Cisco and VMware Adress Critical Security Vulnerabilities in Recent Update
In order to address three security weaknesses in Aria Operations for Networks that could lead to information exposure and remote code execution, VMware has provided security patches.
The most serious of the three flaws is a command injection flaw identified as CVE-2023-20887 (CVSS score: 9.8) that could enable remote code execution for a hostile actor with network access.
A malicious actor with network access to VMware Aria Operations for Networks and valid ‘member’ role credentials may be able to perform a deserialization attack resulting in remote code execution.
VMware said in a advisory
A command injection attack could be used by an actor with network access to perform a high-severity information disclosure bug (CVE-2023-20889, CVSS score: 8.8) and get access to sensitive data.
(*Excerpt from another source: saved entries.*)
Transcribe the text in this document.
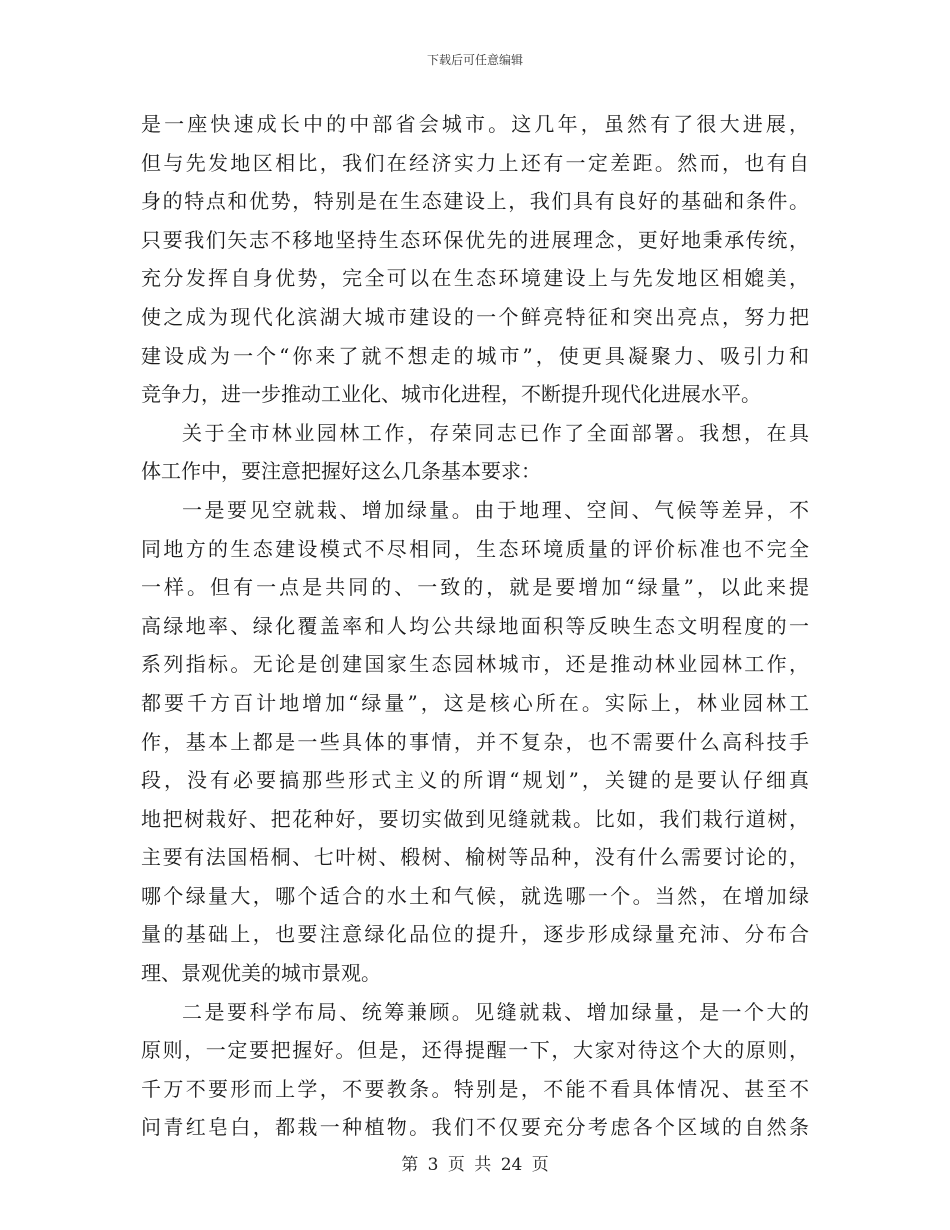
下载后可任意编辑
是一座快速成长中的中部省会城市。这几年，虽然有了很大进展，
但与先发地区相比，我们在经济实力上还有一定差距。然而，也有自
身的特点和优势，特别是在生态建设上，我们具有良好的基础和条件。
只要我们矢志不移地坚持生态环保优先的进展理念，更好地秉承传统，
充分发挥自身优势，完全可以在生态环境建设上与先发地区相媲美，
使之成为现代化滨湖大城市建设的一个鲜亮特征和突出亮点，努力把
建设成为一个“你来了就不想走的城市”，使更具凝聚力、吸引力和
竞争力，进一步推动工业化、城市化进程，不断提升现代化进展水平。
关于全市林业园林工作，存荣同志已作了全面部署。我想，在具
体工作中，要注意把握好这么几条基本要求：
一是要见空就栽、增加绿量。由于地理、空间、气候等差异，不
同地方的生态建设模式不尽相同，生态环境质量的评价标准也不完全
一样。但有一点是共同的、一致的，就是要增加“绿量”，以此来提
高绿地率、绿化覆盖率和人均公共绿地面积等反映生态文明程度的一
系列指标。无论是创建国家生态园林城市，还是推动林业园林工作，
都要千方百计地增加“绿量”，这是核心所在。实际上，林业园林工
作，基本上都是一些具体的事情，并不复杂，也不需要什么高科技手
段，没有必要搞那些形式主义的所谓“规划”，关键的是要认仔细真
地把树栽好、把花种好，要切实做到见缝就栽。比如，我们栽行道树，
主要有法国梧桐、七叶树、椴树、榆树等品种，没有什么需要讨论的，
哪个绿量大，哪个适合的水土和气候，就选哪一个。当然，在增加绿
量的基础上，也要注意绿化品位的提升，逐步形成绿量充沛、分布合
理、景观优美的城市景观。
二是要科学布局、统筹兼顾。见缝就栽、增加绿量，是一个大的
原则，一定要把握好。但是，还得提醒一下，大家对待这个大的原则，
千万不要形而上学，不要教条。特别是，不能不看具体情况、甚至不
问青红皂白，都栽一种植物。我们不仅要充分考虑各个区域的自然条
第 3 页 共 24 页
The following releases have addressed the three issues that affect VMware Aria Operations Networks version 6. x: 6.2, 6.3, 6.4, 6.5.1, 6.6, 6.7, 6.8, 6.9, and 6.10. There are no solutions that lessen the problems.
The warning was issued at the same time that Cisco released patches for a critical flaw in its Motorway Series and TelePresence Video Communication Server (VCS) that “allows an authenticated attacker with Administrator-level read-only credentials to elevate their privileges to Administrator with read-write credentials on an affected system.”
Our Readers ALSO READ
It was claimed that the privilege escalation problem (CVE-2023-20105, CVSS score: 9.6) results from improper handling of password change requests and permits an attacker to change any user’s password on the system, even an administrator read-write user, and then use that password to pretend to be that user.
The same product contains a second high-severity vulnerability that might allow an authorized local attacker to change system configuration settings and execute commands (CVE-2023-20192, CVSS score: 8.4).
Cisco suggests that clients disable CLI access for read-only users as a fix for CVE-2023-20192. Both problems have been fixed in the respective VCS versions 14.2.1 and 14.3.0.
Although there is no proof that any of the aforementioned vulnerabilities have been exploited in the wild, it is strongly urged to patch them as soon as possible to reduce any risks.
The advisories also come in response to the discovery of three security flaws in the open-source graphics debugger RenderDoc (CVE-2023-33863, CVE-2023-33864, and CVE-2023-33865) that might allow an advisory to obtain elevated privileges and run arbitrary code.